Paul Spiegel, MD, MPH ’96, director of the Johns Hopkins Center for Humanitarian Health and an expert in preventing and responding to complex humanitarian emergencies, was deployed last year as the emergency coordinator for the WHO’s Ukraine refugee response. He explained that the time after the initial search-and-rescue period is critical for protecting the lives spared. “You likely will save a lot more people by ensuring you have surveillance and thinking about continuing care and supplies,” Spiegel told the Washington Post.
Building codes can save lives—but only if they are enforced.
In Turkey, catastrophes like the 1999 earthquake in Izmit, which killed 17,000 people, ushered in strict building standards. The problem: “Nobody enforced them”—and construction amnesties have allowed builders to “buy off” accountability for subpar construction, Burnham noted. These holes in enforcement left many buildings vulnerable in the face of the quake.
Building codes are “one of the most powerful things we can do to protect populations”—but a lack of enforcement can cost lives, said Burnham.
Local first responders must be protected and empowered.
Among the survivors of the February 3 earthquakes is Bara Zuhaili, a Syrian-born vascular surgeon and Bloomberg School MPH candidate. Zuhaili highlighted the immediate response efforts in northwest Syria, despite slow-to-arrive international aid, as proof that enabling local response to humanitarian crises has been effective.
One of those working to support localized efforts is Amany Qaddour, MHSA, an International Health DrPH candidate and executive director of Syria Relief & Development (SRD), a nonprofit dedicated to deploying aid in Syria. Qaddour, who lives part-time in Gaziantep, shared her priority of ensuring that her staff is taken care of with adequate shelter, pay, and mental health support. “If we don’t take care of them, they can’t take care of others,” she said.

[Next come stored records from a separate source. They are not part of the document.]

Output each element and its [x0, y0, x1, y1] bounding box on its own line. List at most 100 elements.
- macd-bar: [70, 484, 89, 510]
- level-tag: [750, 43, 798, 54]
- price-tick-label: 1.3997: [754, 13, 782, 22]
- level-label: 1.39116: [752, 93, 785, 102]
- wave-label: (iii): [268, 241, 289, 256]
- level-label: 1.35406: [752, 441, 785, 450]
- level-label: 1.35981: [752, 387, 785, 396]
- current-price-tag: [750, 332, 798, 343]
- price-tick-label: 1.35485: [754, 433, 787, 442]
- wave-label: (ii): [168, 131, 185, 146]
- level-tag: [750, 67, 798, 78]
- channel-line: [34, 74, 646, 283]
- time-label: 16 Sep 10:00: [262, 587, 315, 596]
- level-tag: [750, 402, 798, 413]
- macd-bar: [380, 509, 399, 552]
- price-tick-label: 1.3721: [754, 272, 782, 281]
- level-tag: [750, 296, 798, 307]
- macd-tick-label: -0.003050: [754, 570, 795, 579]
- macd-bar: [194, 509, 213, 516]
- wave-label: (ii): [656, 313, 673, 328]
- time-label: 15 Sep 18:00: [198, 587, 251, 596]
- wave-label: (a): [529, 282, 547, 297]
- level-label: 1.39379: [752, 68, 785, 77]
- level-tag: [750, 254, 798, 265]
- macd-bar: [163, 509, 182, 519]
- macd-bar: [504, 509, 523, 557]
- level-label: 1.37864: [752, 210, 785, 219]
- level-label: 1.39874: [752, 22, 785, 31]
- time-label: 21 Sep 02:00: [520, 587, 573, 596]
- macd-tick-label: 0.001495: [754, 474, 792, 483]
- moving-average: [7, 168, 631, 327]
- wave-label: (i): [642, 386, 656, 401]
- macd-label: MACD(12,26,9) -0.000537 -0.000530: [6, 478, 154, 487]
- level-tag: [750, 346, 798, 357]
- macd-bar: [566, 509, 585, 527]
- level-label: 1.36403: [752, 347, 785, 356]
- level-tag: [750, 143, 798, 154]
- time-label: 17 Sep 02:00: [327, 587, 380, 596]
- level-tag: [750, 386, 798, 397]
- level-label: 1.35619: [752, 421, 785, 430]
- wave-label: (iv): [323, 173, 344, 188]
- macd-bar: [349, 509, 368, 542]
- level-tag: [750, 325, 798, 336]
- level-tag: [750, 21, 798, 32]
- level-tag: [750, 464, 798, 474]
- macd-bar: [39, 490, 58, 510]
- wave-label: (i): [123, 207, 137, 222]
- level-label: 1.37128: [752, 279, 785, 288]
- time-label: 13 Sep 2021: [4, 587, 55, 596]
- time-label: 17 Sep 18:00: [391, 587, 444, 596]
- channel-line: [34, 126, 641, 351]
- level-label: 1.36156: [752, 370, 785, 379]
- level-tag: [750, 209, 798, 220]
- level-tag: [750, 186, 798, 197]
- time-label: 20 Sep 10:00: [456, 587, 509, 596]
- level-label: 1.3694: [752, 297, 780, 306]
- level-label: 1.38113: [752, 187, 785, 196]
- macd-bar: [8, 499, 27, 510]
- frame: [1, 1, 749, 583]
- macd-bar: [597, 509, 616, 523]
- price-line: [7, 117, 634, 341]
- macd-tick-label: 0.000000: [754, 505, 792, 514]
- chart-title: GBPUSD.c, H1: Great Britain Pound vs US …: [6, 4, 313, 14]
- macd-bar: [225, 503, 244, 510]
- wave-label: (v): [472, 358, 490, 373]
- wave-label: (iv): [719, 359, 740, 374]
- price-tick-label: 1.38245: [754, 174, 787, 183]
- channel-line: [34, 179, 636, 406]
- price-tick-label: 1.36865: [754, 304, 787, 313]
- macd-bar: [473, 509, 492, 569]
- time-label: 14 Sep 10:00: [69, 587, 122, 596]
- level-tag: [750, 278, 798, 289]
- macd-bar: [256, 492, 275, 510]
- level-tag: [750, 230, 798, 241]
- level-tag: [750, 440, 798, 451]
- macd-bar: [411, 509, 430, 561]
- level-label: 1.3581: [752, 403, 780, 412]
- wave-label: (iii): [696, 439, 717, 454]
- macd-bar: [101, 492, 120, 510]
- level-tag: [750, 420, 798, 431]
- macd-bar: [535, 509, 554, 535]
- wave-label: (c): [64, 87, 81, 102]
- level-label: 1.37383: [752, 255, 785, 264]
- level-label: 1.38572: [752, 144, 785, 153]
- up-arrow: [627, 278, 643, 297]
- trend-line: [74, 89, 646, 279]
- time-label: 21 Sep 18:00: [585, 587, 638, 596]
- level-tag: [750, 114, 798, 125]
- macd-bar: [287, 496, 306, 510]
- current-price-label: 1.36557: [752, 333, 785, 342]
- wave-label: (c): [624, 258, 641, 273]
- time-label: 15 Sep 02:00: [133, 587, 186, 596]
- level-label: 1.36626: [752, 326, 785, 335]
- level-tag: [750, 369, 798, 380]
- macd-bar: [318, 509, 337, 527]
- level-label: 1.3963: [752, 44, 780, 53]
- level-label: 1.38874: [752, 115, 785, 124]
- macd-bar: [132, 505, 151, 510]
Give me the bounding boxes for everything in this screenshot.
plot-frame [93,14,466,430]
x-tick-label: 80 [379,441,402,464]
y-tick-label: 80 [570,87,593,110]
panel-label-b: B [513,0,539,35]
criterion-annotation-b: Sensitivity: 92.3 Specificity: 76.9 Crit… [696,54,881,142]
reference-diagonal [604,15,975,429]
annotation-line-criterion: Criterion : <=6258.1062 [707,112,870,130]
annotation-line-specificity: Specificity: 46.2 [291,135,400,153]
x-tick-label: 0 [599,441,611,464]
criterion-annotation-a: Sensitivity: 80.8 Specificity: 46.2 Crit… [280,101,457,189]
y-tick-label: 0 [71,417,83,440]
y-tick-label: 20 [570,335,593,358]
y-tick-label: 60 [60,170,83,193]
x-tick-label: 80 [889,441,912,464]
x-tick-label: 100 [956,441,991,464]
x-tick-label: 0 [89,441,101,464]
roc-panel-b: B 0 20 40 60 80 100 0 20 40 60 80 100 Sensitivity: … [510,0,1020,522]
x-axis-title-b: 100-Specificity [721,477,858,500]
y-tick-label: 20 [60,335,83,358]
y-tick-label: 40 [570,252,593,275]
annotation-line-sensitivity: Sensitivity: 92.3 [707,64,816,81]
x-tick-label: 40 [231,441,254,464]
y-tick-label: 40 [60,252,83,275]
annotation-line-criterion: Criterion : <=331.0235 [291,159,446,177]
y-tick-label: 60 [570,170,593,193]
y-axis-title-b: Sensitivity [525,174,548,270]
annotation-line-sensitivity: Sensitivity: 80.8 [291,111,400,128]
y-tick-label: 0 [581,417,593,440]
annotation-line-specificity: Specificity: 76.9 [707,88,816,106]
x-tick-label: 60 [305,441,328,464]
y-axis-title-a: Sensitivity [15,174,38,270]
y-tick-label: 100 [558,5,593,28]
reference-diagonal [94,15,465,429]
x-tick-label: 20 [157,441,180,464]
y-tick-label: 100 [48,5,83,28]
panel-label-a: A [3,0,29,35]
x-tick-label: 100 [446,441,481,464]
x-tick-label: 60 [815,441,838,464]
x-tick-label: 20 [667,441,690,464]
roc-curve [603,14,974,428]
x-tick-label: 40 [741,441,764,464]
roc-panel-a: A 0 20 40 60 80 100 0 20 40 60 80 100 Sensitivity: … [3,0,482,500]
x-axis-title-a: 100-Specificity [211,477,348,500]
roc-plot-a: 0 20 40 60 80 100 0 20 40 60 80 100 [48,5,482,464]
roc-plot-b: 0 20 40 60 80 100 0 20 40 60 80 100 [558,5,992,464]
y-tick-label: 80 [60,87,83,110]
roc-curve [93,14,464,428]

It’s worth rethinking how aid money moves.
Ongoing financial support is essential for organizations on the ground—like the White Helmets and SRD—that have already been and will continue to be active in recovery efforts. Qaddour emphasizes that in times of crisis, international partnerships are imperative, but it’s local organizations that have the most meaningful impact, due to their deeper understanding of cultural context and nuance.
Often, however, the bulk of emergency response funding is funneled through the UN and international NGOs—not the most efficient way to deploy funding quickly, noted Spiegel. Given that much of that funding eventually ends up with local on-the-ground organizations, Qaddour added that “sometimes you do need to cut out the middleman” to expedite support.
The response to this disaster should inform our response to the next one.
However shocking this tragedy, the vulnerabilities it lays bare are a common reality in many other parts of the world. “When you look at vulnerability and displacement, and violent conflict, and climate crises, and natural disasters, compounding on some of the most vulnerable people … we need to change the blueprint for how we respond,” Qaddour said.
While the immediate search-and-rescue period is over, the response to this compounded crisis will continue for months and years to come. In terms of both effective and ineffective strategies, and both local and global responses, “we need to be documenting what we’re doing now, finding out how we can apply this to other inevitable crises,” said Qaddour
For individuals looking to help—know what not to do.
“Please do not go there; you will only be detrimental to the response,” said Qaddour. Unless you are a trained responder with a large international organization, “you should not be parachuting in.”
Additionally, she said, “Try to minimize sending [supplies]. We do not want to dismantle the local economies” with massive donation drives of items that might not be contextually or culturally appropriate.
Aliza Rosen is a digital content strategist at the Johns Hopkins Bloomberg School of Public Health.